Les profs de la FAE en grève le 30 septembre
Une première grève sera organisée dans le cadre de la présente ronde des négociations entourant le renouvellement des contrats de travail des employés du secteur public. Les 34 000 enseignants affiliés à la Fédération autonome de l’enseignement (FAE) débrayeront le 30 septembre prochain.
«Nous sommes convaincus de la nécessité de ramener le gouvernement Couillard à la raison, a déclaré mardi le président de la FAE, Sylvain Mallette. Nous ne le laisserons pas saccager notre contrat de travail. Nous ne le laisserons pas saccager l’école publique.»
Ces enseignants, qui oeuvrent dans les régions de Montréal, Laval, la Montérégie, les Basses-Laurentides, l’Estrie et des Outaouais, délaisseront aussi leurs classes pendant une journée, entre le 14 et le 30 octobre. Un grève rotative sera alors lancée par les huit syndicats qui forment la FAE.
Le regroupement syndical avait obtenu au printemps dernier le mandat d’organiser trois jours de grève pour que les enseignants puissent manifester leur désaccord avec les offres patronales, qui prévoient notamment une hausse du ratio maître/élèves, une plus grande intégration des élèves en difficulté dans les classes régulières et des augmentions salariales de 3% sur 5 ans. La date de la troisième journée de grève sera décidée plus tard.

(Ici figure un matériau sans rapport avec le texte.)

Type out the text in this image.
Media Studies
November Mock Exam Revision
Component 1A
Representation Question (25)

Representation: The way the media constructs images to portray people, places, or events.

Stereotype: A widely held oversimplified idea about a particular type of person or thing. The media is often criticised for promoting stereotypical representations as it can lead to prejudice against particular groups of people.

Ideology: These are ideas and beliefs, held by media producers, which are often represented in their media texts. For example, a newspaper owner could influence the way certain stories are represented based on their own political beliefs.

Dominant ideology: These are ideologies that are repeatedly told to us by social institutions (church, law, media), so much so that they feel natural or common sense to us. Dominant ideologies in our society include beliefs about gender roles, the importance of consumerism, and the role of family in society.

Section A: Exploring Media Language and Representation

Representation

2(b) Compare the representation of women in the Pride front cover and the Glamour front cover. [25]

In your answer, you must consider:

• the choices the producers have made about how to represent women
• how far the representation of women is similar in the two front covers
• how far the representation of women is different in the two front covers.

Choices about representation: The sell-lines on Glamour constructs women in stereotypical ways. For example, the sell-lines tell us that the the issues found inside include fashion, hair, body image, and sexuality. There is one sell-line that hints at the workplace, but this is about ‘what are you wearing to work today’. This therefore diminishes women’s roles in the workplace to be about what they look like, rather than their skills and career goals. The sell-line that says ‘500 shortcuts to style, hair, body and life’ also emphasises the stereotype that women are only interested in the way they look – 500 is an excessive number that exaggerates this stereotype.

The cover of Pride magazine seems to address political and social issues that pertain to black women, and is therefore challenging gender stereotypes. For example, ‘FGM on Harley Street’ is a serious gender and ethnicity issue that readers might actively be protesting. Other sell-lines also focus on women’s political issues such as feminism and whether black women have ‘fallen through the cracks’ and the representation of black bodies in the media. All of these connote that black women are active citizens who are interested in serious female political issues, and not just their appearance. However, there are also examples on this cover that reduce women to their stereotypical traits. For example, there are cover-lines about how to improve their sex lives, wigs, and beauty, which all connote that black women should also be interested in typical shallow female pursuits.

À ce jour, la FAE a participé à plus de 70 rencontres ce négociation, dont 53 à la table sectorielle où sont discutés les points touchant la tâche des enseignants.
«Lors de la dernière négociation, en 2010, nous avions conclu la négociation avec moins de rencontres que 70, a mentionné le vice-président aux relations de travail de la FAE, Martin Lauzon. Cette fois-ci, on s’est pas encore entendu sur l’ensemble des points en litige.»

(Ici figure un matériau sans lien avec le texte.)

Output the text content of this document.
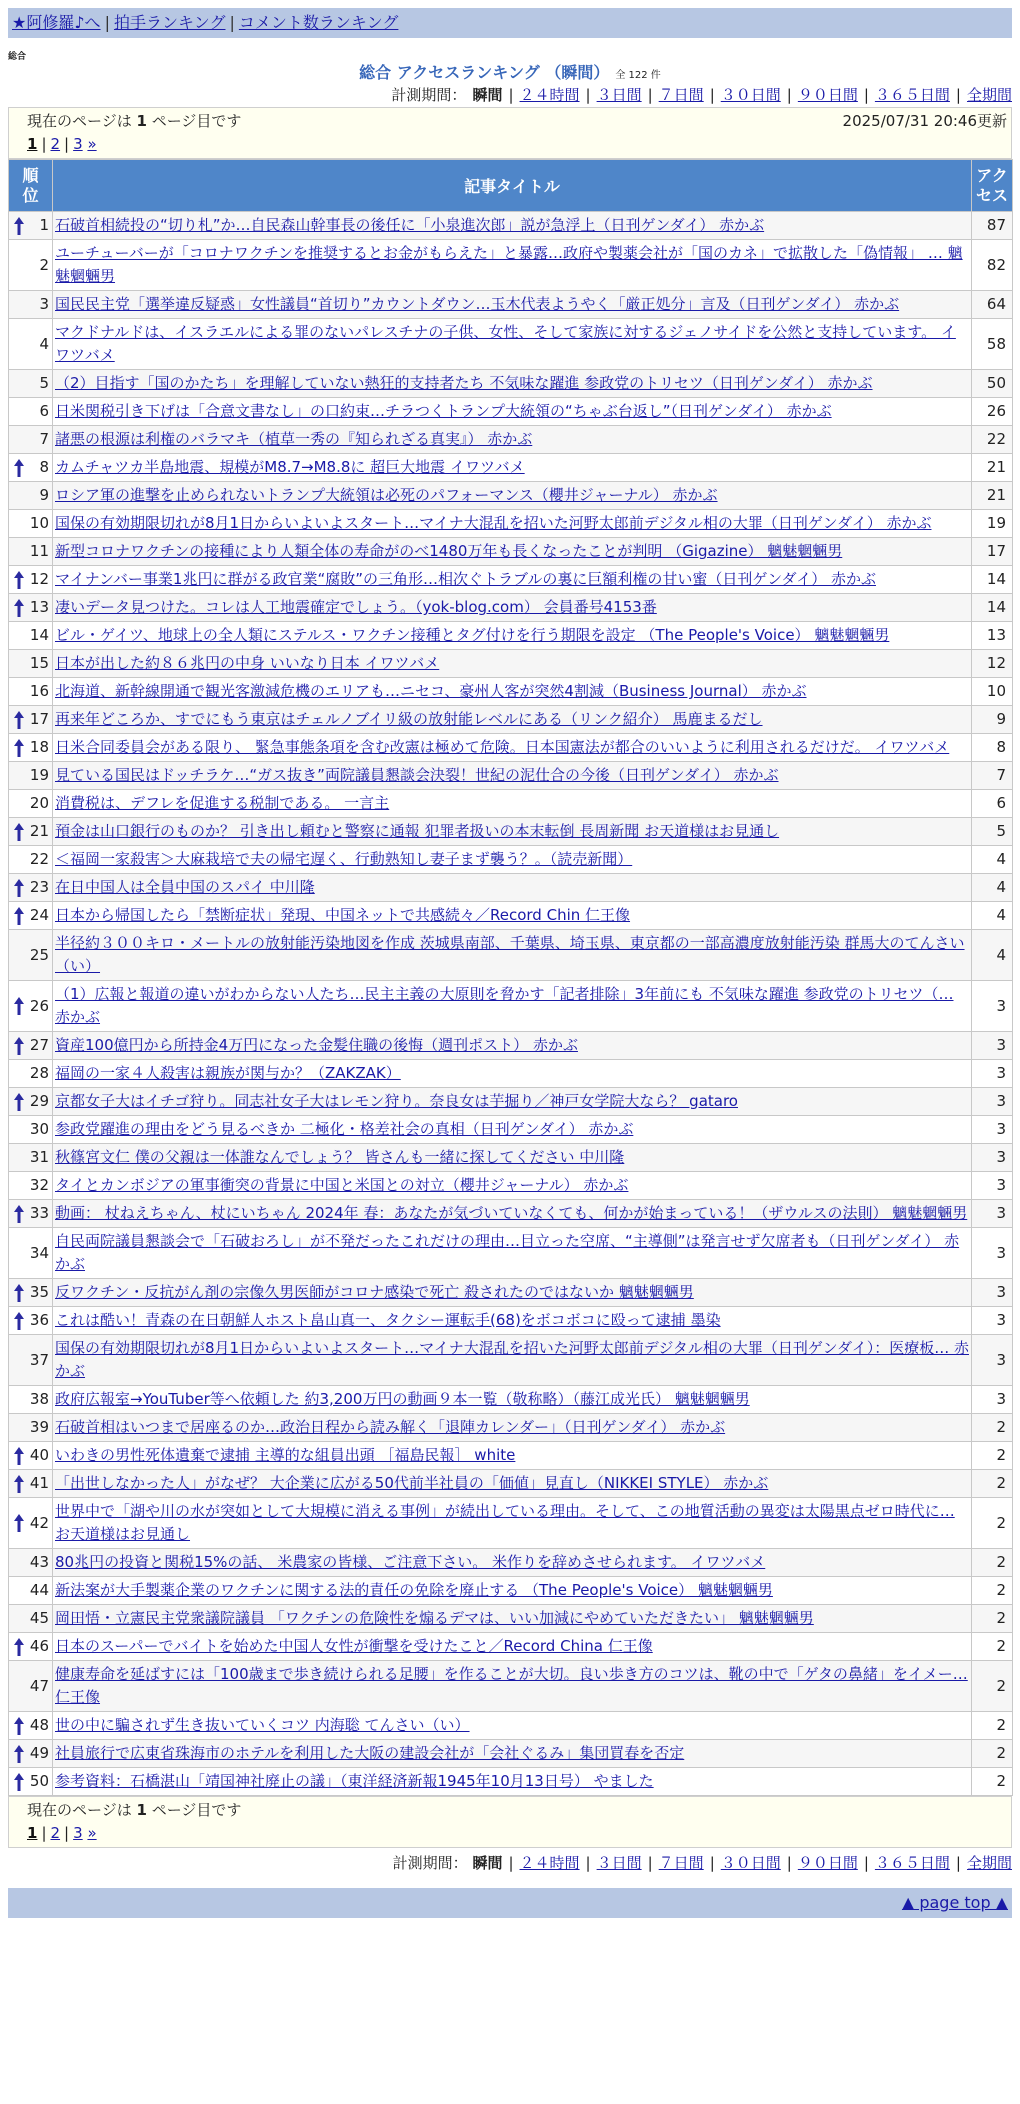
★阿修羅♪へ | 拍手ランキング | コメント数ランキング
総合
総合 アクセスランキング （瞬間） 全 122 件
計測期間： 瞬間 | ２４時間 | ３日間 | ７日間 | ３０日間 | ９０日間 | ３６５日間 | 全期間
現在のページは 1 ページ目です	2025/07/31 20:46更新
1 | 2 | 3 »
順位	記事タイトル	アクセス

1	石破首相続投の“切り札”か…自民森山幹事長の後任に「小泉進次郎」説が急浮上（日刊ゲンダイ） 赤かぶ	87
2	ユーチューバーが「コロナワクチンを推奨するとお金がもらえた」と暴露…政府や製薬会社が「国のカネ」で拡散した「偽情報」 … 魑魅魍魎男	82
3	国民民主党「選挙違反疑惑」女性議員“首切り”カウントダウン…玉木代表ようやく「厳正処分」言及（日刊ゲンダイ） 赤かぶ	64
4	マクドナルドは、イスラエルによる罪のないパレスチナの子供、女性、そして家族に対するジェノサイドを公然と支持しています。 イワツバメ	58
5	（2）目指す「国のかたち」を理解していない熱狂的支持者たち 不気味な躍進 参政党のトリセツ（日刊ゲンダイ） 赤かぶ	50
6	日米関税引き下げは「合意文書なし」の口約束…チラつくトランプ大統領の“ちゃぶ台返し”（日刊ゲンダイ） 赤かぶ	26
7	諸悪の根源は利権のバラマキ（植草一秀の『知られざる真実』） 赤かぶ	22

8	カムチャツカ半島地震、規模がM8.7→M8.8に 超巨大地震 イワツバメ	21
9	ロシア軍の進撃を止められないトランプ大統領は必死のパフォーマンス（櫻井ジャーナル） 赤かぶ	21
10	国保の有効期限切れが8月1日からいよいよスタート…マイナ大混乱を招いた河野太郎前デジタル相の大罪（日刊ゲンダイ） 赤かぶ	19
11	新型コロナワクチンの接種により人類全体の寿命がのべ1480万年も長くなったことが判明 （Gigazine） 魑魅魍魎男	17

12	マイナンバー事業1兆円に群がる政官業“腐敗”の三角形…相次ぐトラブルの裏に巨額利権の甘い蜜（日刊ゲンダイ） 赤かぶ	14

13	凄いデータ見つけた。コレは人工地震確定でしょう。（yok-blog.com） 会員番号4153番	14
14	ビル・ゲイツ、地球上の全人類にステルス・ワクチン接種とタグ付けを行う期限を設定 （The People's Voice） 魑魅魍魎男	13
15	日本が出した約８６兆円の中身 いいなり日本 イワツバメ	12
16	北海道、新幹線開通で観光客激減危機のエリアも…ニセコ、豪州人客が突然4割減（Business Journal） 赤かぶ	10

17	再来年どころか、すでにもう東京はチェルノブイリ級の放射能レベルにある（リンク紹介） 馬鹿まるだし	9

18	日米合同委員会がある限り、 緊急事態条項を含む改憲は極めて危険。日本国憲法が都合のいいように利用されるだけだ。 イワツバメ	8
19	見ている国民はドッチラケ…“ガス抜き”両院議員懇談会決裂！世紀の泥仕合の今後（日刊ゲンダイ） 赤かぶ	7
20	消費税は、デフレを促進する税制である。 一言主	6

21	預金は山口銀行のものか？ 引き出し頼むと警察に通報 犯罪者扱いの本末転倒 長周新聞 お天道様はお見通し	5
22	＜福岡一家殺害＞大麻栽培で夫の帰宅遅く、行動熟知し妻子まず襲う？。（読売新聞）	4

23	在日中国人は全員中国のスパイ 中川隆	4

24	日本から帰国したら「禁断症状」発現、中国ネットで共感続々／Record Chin 仁王像	4
25	半径約３００キロ・メートルの放射能汚染地図を作成 茨城県南部、千葉県、埼玉県、東京都の一部高濃度放射能汚染 群馬大のてんさい（い）	4

26	（1）広報と報道の違いがわからない人たち…民主主義の大原則を脅かす「記者排除」3年前にも 不気味な躍進 参政党のトリセツ（… 赤かぶ	3

27	資産100億円から所持金4万円になった金髪住職の後悔（週刊ポスト） 赤かぶ	3
28	福岡の一家４人殺害は親族が関与か？（ZAKZAK）	3

29	京都女子大はイチゴ狩り。同志社女子大はレモン狩り。奈良女は芋掘り／神戸女学院大なら？ gataro	3
30	参政党躍進の理由をどう見るべきか 二極化・格差社会の真相（日刊ゲンダイ） 赤かぶ	3
31	秋篠宮文仁 僕の父親は一体誰なんでしょう？ 皆さんも一緒に探してください 中川隆	3
32	タイとカンボジアの軍事衝突の背景に中国と米国との対立（櫻井ジャーナル） 赤かぶ	3

33	動画： 杖ねえちゃん、杖にいちゃん 2024年 春：あなたが気づいていなくても、何かが始まっている！（ザウルスの法則） 魑魅魍魎男	3
34	自民両院議員懇談会で「石破おろし」が不発だったこれだけの理由…目立った空席、“主導側”は発言せず欠席者も（日刊ゲンダイ） 赤かぶ	3

35	反ワクチン・反抗がん剤の宗像久男医師がコロナ感染で死亡 殺されたのではないか 魑魅魍魎男	3

36	これは酷い！青森の在日朝鮮人ホスト畠山真一、タクシー運転手(68)をボコボコに殴って逮捕 墨染	3
37	国保の有効期限切れが8月1日からいよいよスタート…マイナ大混乱を招いた河野太郎前デジタル相の大罪（日刊ゲンダイ）：医療板… 赤かぶ	3
38	政府広報室→YouTuber等へ依頼した 約3,200万円の動画９本一覧（敬称略）（藤江成光氏） 魑魅魍魎男	3
39	石破首相はいつまで居座るのか…政治日程から読み解く「退陣カレンダー」（日刊ゲンダイ） 赤かぶ	2

40	いわきの男性死体遺棄で逮捕 主導的な組員出頭 ［福島民報］ white	2

41	「出世しなかった人」がなぜ？ 大企業に広がる50代前半社員の「価値」見直し（NIKKEI STYLE） 赤かぶ	2

42	世界中で「湖や川の水が突如として大規模に消える事例」が続出している理由。そして、この地質活動の異変は太陽黒点ゼロ時代に… お天道様はお見通し	2
43	80兆円の投資と関税15%の話、 米農家の皆様、ご注意下さい。 米作りを辞めさせられます。 イワツバメ	2
44	新法案が大手製薬企業のワクチンに関する法的責任の免除を廃止する （The People's Voice） 魑魅魍魎男	2
45	岡田悟・立憲民主党衆議院議員 「ワクチンの危険性を煽るデマは、いい加減にやめていただきたい」 魑魅魍魎男	2

46	日本のスーパーでバイトを始めた中国人女性が衝撃を受けたこと／Record China 仁王像	2
47	健康寿命を延ばすには「100歳まで歩き続けられる足腰」を作ることが大切。良い歩き方のコツは、靴の中で「ゲタの鼻緒」をイメー… 仁王像	2

48	世の中に騙されず生き抜いていくコツ 内海聡 てんさい（い）	2

49	社員旅行で広東省珠海市のホテルを利用した大阪の建設会社が「会社ぐるみ」集団買春を否定	2

50	参考資料：石橋湛山「靖国神社廃止の議」（東洋経済新報1945年10月13日号） やました	2
現在のページは 1 ページ目です
1 | 2 | 3 »
計測期間： 瞬間 | ２４時間 | ３日間 | ７日間 | ３０日間 | ９０日間 | ３６５日間 | 全期間
▲ page top ▲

Pour le moment, la FAE ne redoute pas qu’une loi spéciale soit adoptée à l’Assemblée nationale pour forcer les enseignants à mettre fin aux moyens de pression. «Pour qu’il y ait une loi spéciale, il faudrait qu’on pose des gestes illégaux, a dit Sylvain Mallette. Actuellement, tous les gestes que nous posons s’inscrivent dans la légalité.»
Les enseignants réfléchiront à des nouveaux moyens de pression à l’occasion de leur prochaine assemblée générale. En attendant, ils s’en tiendront à leur tâche de 32 heures et ils perturberont des rencontres avec les directions d’école.
Le ministre de l’Éducation, François Blais, a reconnu le droit de grève qu’on obtenu les enseignants à la suite de l’échec de la médiation au cours de l’été. «On est dans un contexte de négociation, a dit mardi son attachée de presse, Julie White. On rappelle [aux enseignants] que c’est aux tables de négociation que les enjeux vont se régler et qu’on veut poursuivre le travail.»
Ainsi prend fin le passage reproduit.